CHAPTER – 6 IMPLEMENTATION OF 128 POINT FFT...
Transcript of CHAPTER – 6 IMPLEMENTATION OF 128 POINT FFT...
66
CHAPTER – 6
IMPLEMENTATION OF 128 POINT FFT PROCESSOR USING R42MDC ARCHITECTURE
Table of Contents
Page No.
6.0 IMPLEMENTATION OF 128 POINT FFT PROCESSOR
USING R42MDC ARCHITECTURE 67
6.1 Introduction 67
6.2 Comparison of Pipeline Architectures 68
6.3 Complex Addition and Multiplication 72
6.4 Cached-Memory Architecture (CMA) 74
6.5 The Mixed Radix 4/2 Computation Element 76
6.6 The FFT processor using R42MDC 81
6.7 Results and Discussion 84
6.8 Summary 87
67
CHAPTER – 6
IMPLEMENTATION OF 128 POINT FFT PROCESSOR USING R42MDC ARCHITECTURE
6.1 INTRODUCTION
The Fast Fourier transformation (FFT) is periodically employed in the algorithms
of signal processing for the applications of Orthogonal Frequency Division
multiplexing (OFDM). The architectures of FFT adopted for OFDM can be
categorized into three types- pipeline architecture, memory architecture and parallel
architecture [8]. The pipeline and parallel architectures utilize more number of
butterfly elements to obtain better performance but they occupy larger area when
compared to the third architecture. The memory architecture employs a single
butterfly element possessing the advantage of less area. This chapter concentrates on
the memory architecture for small area and simplicity of hardware to build a
compatible OFDM system. The suggested 128-point FFT processor is based on
Cached-memory architecture (CMA) and Mixed Radix 4/2 multiple delay
commutator (R42MDC) algorithm. The implementation of FFT processor has been
adopted using the above methodology to achieve consumption of power and size of
chip. The size of chip is realized as 2.8 x 2.8 mm2 with standard 0.35 μm CMOS
technology.
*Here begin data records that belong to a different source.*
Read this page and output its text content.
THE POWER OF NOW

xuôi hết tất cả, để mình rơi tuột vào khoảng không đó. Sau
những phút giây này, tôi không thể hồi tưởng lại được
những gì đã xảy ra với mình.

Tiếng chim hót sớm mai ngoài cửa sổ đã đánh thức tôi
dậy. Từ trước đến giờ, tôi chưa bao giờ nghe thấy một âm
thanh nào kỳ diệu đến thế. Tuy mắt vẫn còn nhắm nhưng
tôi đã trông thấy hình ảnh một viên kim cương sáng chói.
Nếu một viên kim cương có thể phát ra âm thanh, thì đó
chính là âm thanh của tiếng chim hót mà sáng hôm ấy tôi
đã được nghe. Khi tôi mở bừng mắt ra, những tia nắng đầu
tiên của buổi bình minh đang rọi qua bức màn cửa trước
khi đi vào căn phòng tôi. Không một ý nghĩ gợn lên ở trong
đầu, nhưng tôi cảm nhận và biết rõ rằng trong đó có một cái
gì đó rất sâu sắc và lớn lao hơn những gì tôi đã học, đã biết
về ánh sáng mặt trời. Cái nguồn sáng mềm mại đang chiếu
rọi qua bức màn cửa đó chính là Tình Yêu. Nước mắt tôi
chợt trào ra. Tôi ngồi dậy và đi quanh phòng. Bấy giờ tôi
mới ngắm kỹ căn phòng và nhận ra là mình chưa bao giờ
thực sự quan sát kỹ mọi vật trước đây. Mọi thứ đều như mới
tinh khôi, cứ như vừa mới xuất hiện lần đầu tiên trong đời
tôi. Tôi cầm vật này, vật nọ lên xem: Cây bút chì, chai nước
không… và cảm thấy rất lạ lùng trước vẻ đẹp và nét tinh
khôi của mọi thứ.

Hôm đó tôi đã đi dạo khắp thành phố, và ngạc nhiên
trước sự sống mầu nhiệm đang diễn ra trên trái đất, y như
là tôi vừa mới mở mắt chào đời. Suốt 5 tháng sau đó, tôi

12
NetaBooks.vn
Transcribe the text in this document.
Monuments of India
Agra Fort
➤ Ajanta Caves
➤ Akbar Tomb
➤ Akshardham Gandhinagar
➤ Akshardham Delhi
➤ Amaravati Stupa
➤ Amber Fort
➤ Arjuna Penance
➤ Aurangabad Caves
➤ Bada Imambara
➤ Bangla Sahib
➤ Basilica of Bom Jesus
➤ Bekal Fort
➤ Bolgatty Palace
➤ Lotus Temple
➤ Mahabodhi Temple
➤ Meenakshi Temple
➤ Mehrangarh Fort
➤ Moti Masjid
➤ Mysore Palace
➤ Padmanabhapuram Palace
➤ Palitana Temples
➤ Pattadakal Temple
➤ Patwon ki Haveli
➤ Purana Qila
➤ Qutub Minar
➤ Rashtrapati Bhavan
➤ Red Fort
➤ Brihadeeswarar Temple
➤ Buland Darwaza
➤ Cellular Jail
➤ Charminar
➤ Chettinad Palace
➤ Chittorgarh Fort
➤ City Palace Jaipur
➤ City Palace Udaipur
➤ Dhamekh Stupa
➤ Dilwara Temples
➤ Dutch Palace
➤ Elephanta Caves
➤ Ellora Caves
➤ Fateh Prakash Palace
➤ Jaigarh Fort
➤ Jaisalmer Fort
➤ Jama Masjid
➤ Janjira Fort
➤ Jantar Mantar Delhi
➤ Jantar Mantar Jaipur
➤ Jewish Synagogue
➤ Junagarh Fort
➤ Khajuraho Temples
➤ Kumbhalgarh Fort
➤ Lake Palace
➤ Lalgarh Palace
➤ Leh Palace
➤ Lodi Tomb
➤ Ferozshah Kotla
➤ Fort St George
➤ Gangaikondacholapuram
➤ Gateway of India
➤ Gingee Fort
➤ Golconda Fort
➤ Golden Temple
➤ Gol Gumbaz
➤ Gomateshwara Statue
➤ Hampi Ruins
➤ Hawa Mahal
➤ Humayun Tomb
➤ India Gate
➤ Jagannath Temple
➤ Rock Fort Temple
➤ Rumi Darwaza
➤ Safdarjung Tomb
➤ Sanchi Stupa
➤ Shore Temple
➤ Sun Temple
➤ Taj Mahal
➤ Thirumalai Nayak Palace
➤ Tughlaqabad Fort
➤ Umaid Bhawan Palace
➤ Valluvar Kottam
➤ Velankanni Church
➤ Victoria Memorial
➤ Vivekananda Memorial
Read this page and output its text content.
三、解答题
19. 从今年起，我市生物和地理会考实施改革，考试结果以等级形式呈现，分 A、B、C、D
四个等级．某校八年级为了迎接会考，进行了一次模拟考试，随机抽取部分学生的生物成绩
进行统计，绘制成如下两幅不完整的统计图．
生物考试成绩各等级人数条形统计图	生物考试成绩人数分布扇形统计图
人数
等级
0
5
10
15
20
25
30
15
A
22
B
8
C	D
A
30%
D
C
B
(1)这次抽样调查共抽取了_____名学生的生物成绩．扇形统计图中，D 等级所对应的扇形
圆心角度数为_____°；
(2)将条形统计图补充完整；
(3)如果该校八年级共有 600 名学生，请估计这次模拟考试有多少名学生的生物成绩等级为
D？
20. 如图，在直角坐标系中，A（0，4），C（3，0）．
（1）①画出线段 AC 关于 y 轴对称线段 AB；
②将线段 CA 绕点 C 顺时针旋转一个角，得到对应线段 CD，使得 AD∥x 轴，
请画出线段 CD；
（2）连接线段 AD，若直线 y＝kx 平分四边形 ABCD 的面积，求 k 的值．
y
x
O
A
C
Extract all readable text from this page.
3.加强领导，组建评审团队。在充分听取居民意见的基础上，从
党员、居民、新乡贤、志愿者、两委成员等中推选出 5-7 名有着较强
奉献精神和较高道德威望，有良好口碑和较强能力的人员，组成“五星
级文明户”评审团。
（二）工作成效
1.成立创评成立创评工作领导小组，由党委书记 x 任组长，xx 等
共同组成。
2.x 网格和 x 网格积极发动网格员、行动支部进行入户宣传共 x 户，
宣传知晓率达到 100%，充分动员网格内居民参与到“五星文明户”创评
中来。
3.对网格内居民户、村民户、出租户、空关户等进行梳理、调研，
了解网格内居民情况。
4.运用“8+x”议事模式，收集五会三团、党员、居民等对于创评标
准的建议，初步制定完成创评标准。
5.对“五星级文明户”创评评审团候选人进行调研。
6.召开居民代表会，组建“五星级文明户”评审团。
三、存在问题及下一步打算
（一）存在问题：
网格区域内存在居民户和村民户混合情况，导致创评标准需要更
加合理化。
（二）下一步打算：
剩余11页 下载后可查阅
The consumption of power with this architecture is 72 mW at a frequency
range of 127-133 MHz which is less than 50 % of traditional 128-Point FFT design
with standard 0.18 µm CMOS technology. The various types of pipeline architectures
such as MDC, SDF, and SDC are compared using the above technique against the
implementation of a 128-point FFT processor with respect to size of memory,
consumption of area and power.
68
6.2 COMPARISON OF PIPELINE ARCHITECTURES
Fig 6.1 Block diagram of FFT processor
The block diagram of a basic FFT processor is shown in Figure 6.1. The input data
is decomposed into two parallel streams of data and they enter the processing element
after appropriate delay time using R42MDC algorithm. After appropriate address
generation for the processed data, the output comes out from RAM.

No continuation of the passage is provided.